I tried uploading the pdf to a service (mathpix) that is very good at converting images of formulas to latex code. I uploaded the results in latex, markdown and html into the folder below. It seems to be decent, but probably much needs to be cleaned up, still. I might be able to do some cleaning in the coming weeks, but I think 84 pages would be a bit too much for one person. If someone wants to take this as a starting point, please feel free.
I am happy to clean the whole thing on the basis of the scans and convert to html (assuming that Bhante doesn’t need it within a particular timeframe?).
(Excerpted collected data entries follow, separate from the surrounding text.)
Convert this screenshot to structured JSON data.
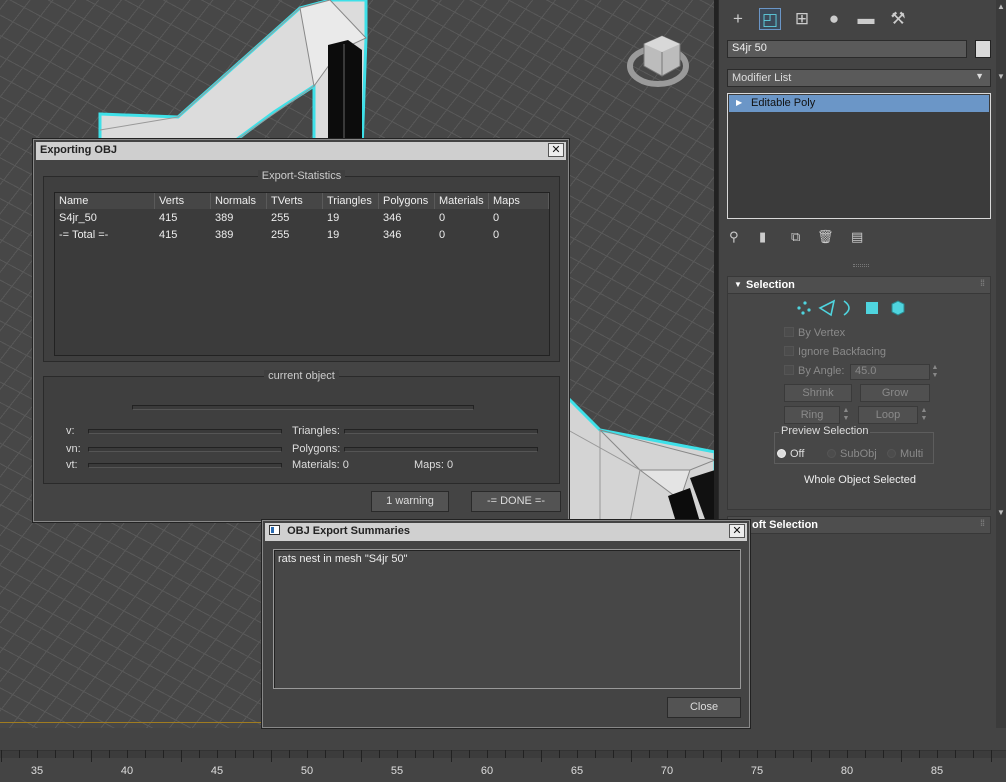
{
  "command_panel": {
    "tabs": [
      "create-icon",
      "modify-icon",
      "hierarchy-icon",
      "motion-icon",
      "display-icon",
      "utilities-icon"
    ],
    "object_name": "S4jr 50",
    "modifier_list": "Modifier List",
    "stack_item": "Editable Poly",
    "selection": {
      "title": "Selection",
      "by_vertex": "By Vertex",
      "ignore_backfacing": "Ignore Backfacing",
      "by_angle": "By Angle:",
      "angle_value": "45.0",
      "shrink": "Shrink",
      "grow": "Grow",
      "ring": "Ring",
      "loop": "Loop",
      "preview_selection": "Preview Selection",
      "preview_off": "Off",
      "preview_subobj": "SubObj",
      "preview_multi": "Multi",
      "status": "Whole Object Selected"
    },
    "soft_selection": "oft Selection"
  },
  "export_dialog": {
    "title": "Exporting OBJ",
    "stats_title": "Export-Statistics",
    "columns": [
      "Name",
      "Verts",
      "Normals",
      "TVerts",
      "Triangles",
      "Polygons",
      "Materials",
      "Maps"
    ],
    "rows": [
      [
        "S4jr_50",
        "415",
        "389",
        "255",
        "19",
        "346",
        "0",
        "0"
      ],
      [
        "-= Total =-",
        "415",
        "389",
        "255",
        "19",
        "346",
        "0",
        "0"
      ]
    ],
    "current_title": "current object",
    "v_label": "v:",
    "vn_label": "vn:",
    "vt_label": "vt:",
    "triangles_label": "Triangles:",
    "polygons_label": "Polygons:",
    "materials_label": "Materials: 0",
    "maps_label": "Maps:  0",
    "warning_button": "1 warning",
    "done_button": "-= DONE =-"
  },
  "summary_dialog": {
    "title": "OBJ Export Summaries",
    "message": "rats nest in mesh \"S4jr 50\"",
    "close_button": "Close"
  },
  "timeline": {
    "labels": [
      "35",
      "40",
      "45",
      "50",
      "55",
      "60",
      "65",
      "70",
      "75",
      "80",
      "85"
    ]
  },
  "colors": {
    "selection_highlight": "#6b96c7",
    "wire_cyan": "#3ee0e8",
    "panel_bg": "#444444"
  }
}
The files look useful, thanks.
Hmm, well that’s pretty good actually, definitely a nice starting point.
Check Olaster’s files, that’s a good place to start. One thing to bear in mind, if we’re converting to HTML, don’t try to mimic every detail of the original typesetting. The main thing is to have a nice clean, readable file. A bit of regex will go a long way.
One thing that has to be done is fixing all the places the converter treated as maths. In the HTML file, for example, we have:
All of which is literally just “Pj”. You can see which of the three sources is easiest to work with. If it were me, I’d probably start with the markdown.
Maybe. Anyway, an HTML file can go anywhere.
Thanks for all this! I’ve been referring to this file for ages, and it’s so poorly done, it’s just a hassle to find anything. So this was really just to make my life easier. But hopefully will benefit others too.
Since folks in this thread seem to be interested in manipulating PDFs, I’ll share this bit of software for cropping pdfs. It’s especially useful for taking a two-up page and making it one-up:
I am happy to clean the whole thing on the basis of the scans and convert to html (assuming that Bhante doesn’t need it within a particular timeframe?). The files look useful, thanks.
Thanks so much! I’m already 10-20% done (just battling the seasonal hayfever brainfog), and the archive.org version seems to be about on a par with the scan you provided already.